Current version (1.2)
Large-scale prokaryotic gene prediction and comparison
to genome annotation.
P. Nielsen and A. Krogh.
Bioinformatics: 21:4322-4329,
2005.
Bioinformatics Centre, Institute of Molecular Biology and Physiology,
University of Copenhagen, Universitetsparken 15, 2100 Copenhagen, Denmark
PMID: 16249266
MOTIVATION: Prokaryotic genomes are sequenced and annotated at an increasing
rate. The methods of annotation vary between sequencing groups. It makes genome
comparison difficult and may lead to propagation of errors when questionable
assignments are adapted from one genome to another. Genome comparison either on
a large or small scale would be facilitated by using a single standard for
annotation, which incorporates a transparency of why an open reading frame
(ORF) is considered to be a gene. RESULTS: A total of 143 prokaryotic genomes
were scored with an updated version of the prokaryotic genefinder EasyGene.
Comparison of the GenBank and RefSeq annotations with the EasyGene predictions
reveals that in some genomes up to approximately 60% of the genes may have been
annotated with a wrong start codon, especially in the GC-rich genomes. The
fractional difference between annotated and predicted confirms that too many
short genes are annotated in numerous organisms. Furthermore, genes might be
missing in the annotation of some of the genomes. We predict 41 of 143 genomes
to be over-annotated by >5%, meaning that too many ORFs are annotated as genes.
We also predict that 12 of 143 genomes are under-annotated. These results are
based on the difference between the number of annotated genes not found by
EasyGene and the number of predicted genes that are not annotated in GenBank.

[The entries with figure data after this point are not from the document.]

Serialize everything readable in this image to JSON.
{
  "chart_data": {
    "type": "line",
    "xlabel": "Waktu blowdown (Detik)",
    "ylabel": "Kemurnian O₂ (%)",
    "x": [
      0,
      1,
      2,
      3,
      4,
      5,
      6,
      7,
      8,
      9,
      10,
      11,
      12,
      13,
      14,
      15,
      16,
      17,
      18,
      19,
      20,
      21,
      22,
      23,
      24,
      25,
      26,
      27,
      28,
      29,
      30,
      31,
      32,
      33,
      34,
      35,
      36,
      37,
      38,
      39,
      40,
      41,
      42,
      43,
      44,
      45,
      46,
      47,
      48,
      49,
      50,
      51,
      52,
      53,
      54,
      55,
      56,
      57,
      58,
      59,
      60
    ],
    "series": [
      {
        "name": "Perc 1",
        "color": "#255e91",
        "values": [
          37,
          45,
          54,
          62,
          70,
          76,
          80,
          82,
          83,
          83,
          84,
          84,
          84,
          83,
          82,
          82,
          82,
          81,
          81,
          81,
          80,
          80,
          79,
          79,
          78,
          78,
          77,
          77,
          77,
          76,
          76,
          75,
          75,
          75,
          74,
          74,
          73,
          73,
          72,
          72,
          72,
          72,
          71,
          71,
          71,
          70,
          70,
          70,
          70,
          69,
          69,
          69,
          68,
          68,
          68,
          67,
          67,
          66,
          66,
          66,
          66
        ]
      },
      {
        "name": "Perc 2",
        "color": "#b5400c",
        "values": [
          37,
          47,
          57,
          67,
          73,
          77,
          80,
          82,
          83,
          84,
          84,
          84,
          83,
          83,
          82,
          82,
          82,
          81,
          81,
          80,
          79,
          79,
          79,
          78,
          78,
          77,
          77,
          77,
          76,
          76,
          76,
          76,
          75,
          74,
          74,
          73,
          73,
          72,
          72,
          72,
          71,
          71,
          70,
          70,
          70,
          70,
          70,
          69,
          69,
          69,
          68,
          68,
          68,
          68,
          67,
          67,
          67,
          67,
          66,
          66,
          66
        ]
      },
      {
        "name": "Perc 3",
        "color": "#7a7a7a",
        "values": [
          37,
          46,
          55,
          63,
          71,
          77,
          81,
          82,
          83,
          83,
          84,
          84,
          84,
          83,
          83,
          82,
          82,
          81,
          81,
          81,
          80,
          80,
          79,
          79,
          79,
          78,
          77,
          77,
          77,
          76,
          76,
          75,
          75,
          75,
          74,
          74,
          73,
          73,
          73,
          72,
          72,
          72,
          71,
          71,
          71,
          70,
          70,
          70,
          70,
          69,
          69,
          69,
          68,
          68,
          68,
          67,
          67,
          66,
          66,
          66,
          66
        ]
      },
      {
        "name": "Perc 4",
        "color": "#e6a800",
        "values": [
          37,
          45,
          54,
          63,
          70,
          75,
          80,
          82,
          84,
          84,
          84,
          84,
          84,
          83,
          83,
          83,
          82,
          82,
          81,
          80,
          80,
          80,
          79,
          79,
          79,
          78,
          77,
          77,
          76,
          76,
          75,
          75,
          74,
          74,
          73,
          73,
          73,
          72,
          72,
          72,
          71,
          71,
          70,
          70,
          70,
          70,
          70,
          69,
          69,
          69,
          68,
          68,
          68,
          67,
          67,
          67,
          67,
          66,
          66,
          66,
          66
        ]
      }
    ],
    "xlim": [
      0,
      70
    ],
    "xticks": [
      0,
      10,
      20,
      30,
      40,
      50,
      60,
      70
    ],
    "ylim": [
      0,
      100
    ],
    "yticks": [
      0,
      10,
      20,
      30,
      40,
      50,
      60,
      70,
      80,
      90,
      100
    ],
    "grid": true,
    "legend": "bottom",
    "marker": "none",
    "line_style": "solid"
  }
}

We argue that the average performance of our standardized and fully automated
method is slightly better than the annotation.
Original EasyGene paper
EasyGene - a prokaryotic gene finder that ranks ORFs by statistical
significance.
Thomas Schou Larsen1 and Anders Krogh1,2.
BMC Bioinformatics: 4:21,
2003
1Center for Biological Sequence Analysis BioCentrum,
Technical University of Denmark Building 208, 2800 Lyngby, Denmark
2Present address: The Bioinformatics Centre,
University of Copenhagen Universitetsparken 15, 2100 Copenhagen, Denmark
PMID: 12783628
View the full article
BACKGROUND: Contrary to other areas of sequence analysis, a measure of
statistical significance of a putative gene has not been devised to help in
discriminating real genes from the masses of random Open Reading Frames (ORFs)
in prokaryotic genomes. Therefore, many genomes have too many short ORFs
annotated as genes. RESULTS: In this paper, we present a new automated
gene-finding method, EasyGene, which estimates the statistical significance of
a predicted gene. The gene finder is based on a hidden Markov model (HMM) that
is automatically estimated for a new genome. Using extensions of similarities
in Swiss-Prot, a high quality training set of genes is automatically extracted
from the genome and used to estimate the HMM. Putative genes are then scored
with the HMM, and based on score and length of an ORF, the statistical
significance is calculated. The measure of statistical significance for an ORF
is the expected number of ORFs in one megabase of random sequence at the same
significance level or better, where the random sequence has the same statistics
as the genome in the sense of a third order Markov chain. CONCLUSIONS: The
result is a flexible gene finder whose overall performance matches or exceeds
other methods. The entire pipeline of computer processing from the raw input of
a genome or set of contigs to a list of putative genes with significance is
automated, making it easy to apply EasyGene to newly sequenced organisms.